O Santuário do Sameiro foi hoje ponto de encontro para muitos bracarenses que não quiseram perder um fenómeno astronómico especial: o eclipse solar.
De olhos postos no céu e com os cuidados necessários para observar o fenómeno em segurança, famílias, amigos e curiosos rumaram ao Sameiro para testemunhar este momento único.
Famílias, grupos de amigos e aficionados pela astronomia concentraram-se desde o final da tarde em vários pontos da região, transformando o fenómeno num verdadeiro acontecimento coletivo.
Sameiro transformado numa estação de observação
No Sameiro, em Braga, foi instalada uma verdadeira estação de observação astronómica, com equipamentos preparados especificamente para acompanhar o eclipse.
Foram disponibilizados telescópios com diferentes aberturas e filtros solares certificados, equipamentos para observação em luz branca, sistemas de projeção solar, câmaras especializadas e sistemas digitais de alta resolução para o registo fotográfico e videográfico do fenómeno.
Ao longo da observação, astrónomos explicaram ao público, em tempo real, as diferentes fases do eclipse, dando a conhecer os mecanismos físicos envolvidos e a importância científica e histórica deste fenómeno.
O Município de Braga disponibilizou também óculos certificados para observação solar, permitindo que milhares de pessoas acompanhassem o eclipse em segurança.
Barcelos também escolheu os pontos mais altos
A mobilização não se ficou por Braga. Em Barcelos, os montes do Facho e da Franqueira foram alguns dos locais escolhidos para observar o eclipse.
A localização privilegiada e a possibilidade de obter uma visão ampla do horizonte levaram várias pessoas a procurar estes pontos, onde o céu se tornou o centro das atenções durante o fenómeno.
Esposende voltou os olhos para o céu
Também junto ao litoral minhoto houve quem não quisesse perder o momento.
Na praia de Suave Mar, em Esposende, vários populares acompanharam o eclipse, aproveitando o espaço aberto junto ao mar para observar a evolução do fenómeno.
Famílias reunidas nas serras de Fafe
Nas serras de Fafe, o eclipse foi igualmente motivo para juntar famílias e grupos de amigos.

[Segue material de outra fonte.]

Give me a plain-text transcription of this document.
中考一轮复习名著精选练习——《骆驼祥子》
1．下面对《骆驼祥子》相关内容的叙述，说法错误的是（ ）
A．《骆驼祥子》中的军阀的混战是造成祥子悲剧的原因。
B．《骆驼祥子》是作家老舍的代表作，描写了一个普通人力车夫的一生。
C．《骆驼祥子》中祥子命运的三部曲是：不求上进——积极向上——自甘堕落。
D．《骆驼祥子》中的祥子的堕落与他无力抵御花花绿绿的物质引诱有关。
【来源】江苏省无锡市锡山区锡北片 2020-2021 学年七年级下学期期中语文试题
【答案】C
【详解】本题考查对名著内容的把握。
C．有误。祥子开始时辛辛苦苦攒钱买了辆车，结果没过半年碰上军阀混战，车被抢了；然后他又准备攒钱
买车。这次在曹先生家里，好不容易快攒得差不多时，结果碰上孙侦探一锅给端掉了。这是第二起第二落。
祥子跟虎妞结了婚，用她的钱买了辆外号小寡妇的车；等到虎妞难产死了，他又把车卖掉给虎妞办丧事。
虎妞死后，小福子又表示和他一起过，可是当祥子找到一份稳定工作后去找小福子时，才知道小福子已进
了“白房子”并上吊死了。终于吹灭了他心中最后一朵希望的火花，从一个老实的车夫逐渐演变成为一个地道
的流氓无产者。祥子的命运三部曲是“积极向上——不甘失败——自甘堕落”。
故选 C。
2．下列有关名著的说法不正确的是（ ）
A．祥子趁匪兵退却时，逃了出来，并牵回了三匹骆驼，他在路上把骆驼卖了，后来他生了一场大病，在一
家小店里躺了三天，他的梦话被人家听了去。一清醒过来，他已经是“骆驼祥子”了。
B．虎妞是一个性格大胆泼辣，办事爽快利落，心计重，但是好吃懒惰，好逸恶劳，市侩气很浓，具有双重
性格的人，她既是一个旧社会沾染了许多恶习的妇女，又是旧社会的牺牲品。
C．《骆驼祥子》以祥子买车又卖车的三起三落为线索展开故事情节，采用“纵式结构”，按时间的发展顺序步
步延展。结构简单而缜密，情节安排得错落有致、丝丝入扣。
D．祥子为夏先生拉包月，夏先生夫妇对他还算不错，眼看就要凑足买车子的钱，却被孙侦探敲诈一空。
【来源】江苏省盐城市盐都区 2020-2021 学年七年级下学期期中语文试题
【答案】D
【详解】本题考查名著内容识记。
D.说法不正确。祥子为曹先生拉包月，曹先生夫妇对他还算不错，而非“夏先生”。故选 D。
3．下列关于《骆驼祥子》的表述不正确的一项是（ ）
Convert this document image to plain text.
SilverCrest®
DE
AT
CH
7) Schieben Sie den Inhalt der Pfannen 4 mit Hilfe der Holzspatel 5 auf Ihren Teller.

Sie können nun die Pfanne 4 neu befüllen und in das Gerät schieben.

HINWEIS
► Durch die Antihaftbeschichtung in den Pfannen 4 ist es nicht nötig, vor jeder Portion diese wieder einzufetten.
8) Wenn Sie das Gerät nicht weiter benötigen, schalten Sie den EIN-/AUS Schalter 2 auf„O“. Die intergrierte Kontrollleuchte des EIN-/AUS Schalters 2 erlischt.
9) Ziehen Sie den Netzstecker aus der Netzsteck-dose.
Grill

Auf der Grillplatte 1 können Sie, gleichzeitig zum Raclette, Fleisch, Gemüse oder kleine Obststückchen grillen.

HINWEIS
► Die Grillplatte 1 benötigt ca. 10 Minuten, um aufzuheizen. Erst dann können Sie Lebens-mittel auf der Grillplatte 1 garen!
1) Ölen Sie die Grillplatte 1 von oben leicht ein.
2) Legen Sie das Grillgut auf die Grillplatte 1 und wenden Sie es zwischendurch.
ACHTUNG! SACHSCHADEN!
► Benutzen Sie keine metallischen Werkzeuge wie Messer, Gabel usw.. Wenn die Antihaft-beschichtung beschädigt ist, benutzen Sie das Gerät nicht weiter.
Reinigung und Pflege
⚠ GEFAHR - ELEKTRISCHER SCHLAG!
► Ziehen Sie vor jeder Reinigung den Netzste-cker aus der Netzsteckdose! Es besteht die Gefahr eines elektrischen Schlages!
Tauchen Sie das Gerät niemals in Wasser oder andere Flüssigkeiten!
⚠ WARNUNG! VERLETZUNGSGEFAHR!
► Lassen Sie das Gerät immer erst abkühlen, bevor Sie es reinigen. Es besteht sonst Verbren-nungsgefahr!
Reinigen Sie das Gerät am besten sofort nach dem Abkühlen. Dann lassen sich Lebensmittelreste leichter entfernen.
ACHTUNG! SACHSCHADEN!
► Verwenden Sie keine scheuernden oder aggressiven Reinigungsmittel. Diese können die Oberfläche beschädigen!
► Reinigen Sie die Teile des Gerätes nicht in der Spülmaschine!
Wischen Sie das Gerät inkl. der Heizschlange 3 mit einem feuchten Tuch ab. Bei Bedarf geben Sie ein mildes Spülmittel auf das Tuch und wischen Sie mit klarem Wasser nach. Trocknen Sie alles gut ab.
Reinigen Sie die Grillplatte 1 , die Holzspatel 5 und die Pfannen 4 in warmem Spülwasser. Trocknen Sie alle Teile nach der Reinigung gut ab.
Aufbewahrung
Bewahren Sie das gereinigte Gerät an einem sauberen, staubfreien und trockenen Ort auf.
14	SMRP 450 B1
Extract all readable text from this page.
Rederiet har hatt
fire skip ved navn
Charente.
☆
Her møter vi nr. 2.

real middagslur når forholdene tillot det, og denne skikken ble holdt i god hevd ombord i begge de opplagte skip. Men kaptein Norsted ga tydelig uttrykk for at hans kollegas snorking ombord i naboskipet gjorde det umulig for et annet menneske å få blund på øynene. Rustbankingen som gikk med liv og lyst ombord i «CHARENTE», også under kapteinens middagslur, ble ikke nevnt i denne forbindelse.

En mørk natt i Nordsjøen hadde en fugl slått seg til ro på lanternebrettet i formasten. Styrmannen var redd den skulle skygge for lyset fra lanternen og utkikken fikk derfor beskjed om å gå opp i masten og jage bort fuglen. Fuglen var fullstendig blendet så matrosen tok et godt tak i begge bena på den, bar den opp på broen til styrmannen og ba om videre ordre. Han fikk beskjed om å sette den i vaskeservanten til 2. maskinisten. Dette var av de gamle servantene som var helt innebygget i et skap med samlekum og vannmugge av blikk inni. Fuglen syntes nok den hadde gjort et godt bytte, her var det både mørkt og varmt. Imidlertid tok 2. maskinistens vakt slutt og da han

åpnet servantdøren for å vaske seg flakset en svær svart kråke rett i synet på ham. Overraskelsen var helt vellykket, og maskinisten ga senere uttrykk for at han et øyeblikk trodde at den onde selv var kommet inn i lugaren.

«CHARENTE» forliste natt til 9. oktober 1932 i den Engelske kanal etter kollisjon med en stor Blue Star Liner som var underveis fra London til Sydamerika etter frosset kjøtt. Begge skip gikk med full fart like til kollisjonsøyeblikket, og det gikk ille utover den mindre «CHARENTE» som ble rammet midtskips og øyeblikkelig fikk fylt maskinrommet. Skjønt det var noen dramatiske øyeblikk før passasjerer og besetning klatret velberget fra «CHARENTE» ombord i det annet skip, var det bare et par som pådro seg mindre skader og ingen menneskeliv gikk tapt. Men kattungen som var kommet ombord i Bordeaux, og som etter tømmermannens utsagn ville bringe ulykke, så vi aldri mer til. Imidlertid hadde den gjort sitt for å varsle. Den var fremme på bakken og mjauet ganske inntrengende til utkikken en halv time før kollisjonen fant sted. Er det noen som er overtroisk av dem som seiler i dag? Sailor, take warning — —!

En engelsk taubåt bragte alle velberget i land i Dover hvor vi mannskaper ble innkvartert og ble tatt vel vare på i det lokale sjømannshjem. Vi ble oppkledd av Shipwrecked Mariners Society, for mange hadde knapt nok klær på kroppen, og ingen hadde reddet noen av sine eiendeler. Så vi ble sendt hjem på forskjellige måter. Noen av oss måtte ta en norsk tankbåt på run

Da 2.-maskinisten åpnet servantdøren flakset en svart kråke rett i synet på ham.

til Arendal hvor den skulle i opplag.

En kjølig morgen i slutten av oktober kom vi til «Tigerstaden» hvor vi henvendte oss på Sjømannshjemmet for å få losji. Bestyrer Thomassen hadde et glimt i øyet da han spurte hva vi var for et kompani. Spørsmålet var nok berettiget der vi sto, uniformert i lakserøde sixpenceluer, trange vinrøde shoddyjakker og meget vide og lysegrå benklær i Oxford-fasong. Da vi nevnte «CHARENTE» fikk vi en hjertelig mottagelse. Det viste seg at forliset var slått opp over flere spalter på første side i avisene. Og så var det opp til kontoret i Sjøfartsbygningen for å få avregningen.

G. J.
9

Entre convívio e observação, vários grupos escolheram os pontos mais elevados da região para acompanhar um fenómeno que transformou, durante alguns minutos, o céu minhoto num verdadeiro palco astronómico.
Um eclipse histórico para Portugal
Portugal viveu esta quarta-feira um momento particularmente raro. Pela primeira vez desde 1912, o país voltou a ter a oportunidade de assistir a um eclipse total do Sol.
A totalidade, contudo, foi observável apenas numa pequena área do Parque Natural de Montesinho, em Bragança, onde o fenómeno durou cerca de 26 segundos.
No restante território continental, o eclipse foi parcial, com a percentagem de ocultação do Sol a variar entre 92% e 99%.
Nos arquipélagos dos Açores e da Madeira, a ocultação foi menor, situando-se entre 74% e 77%.
Próximo eclipse total só em 2144
Um eclipse total do Sol ocorre quando a Terra, a Lua e o Sol ficam praticamente perfeitamente alinhados e a Lua passa entre a Terra e o Sol, ocultando completamente o disco solar numa determinada zona do planeta.
Durante a totalidade, podem observar-se fenómenos impressionantes, incluindo o chamado “anel de diamante”, um dos momentos mais marcantes da observação de um eclipse solar.
O fenómeno desta quarta-feira ficará, assim, registado na história astronómica portuguesa. Depois do eclipse total de 1912, será necessário esperar até 2144 para que Portugal volte a assistir a um eclipse total do Sol.
No Minho, milhares de pessoas fizeram questão de não deixar passar a oportunidade — e, durante alguns minutos, Braga, Barcelos, Esposende e Fafe olharam todos na mesma direção: para o céu.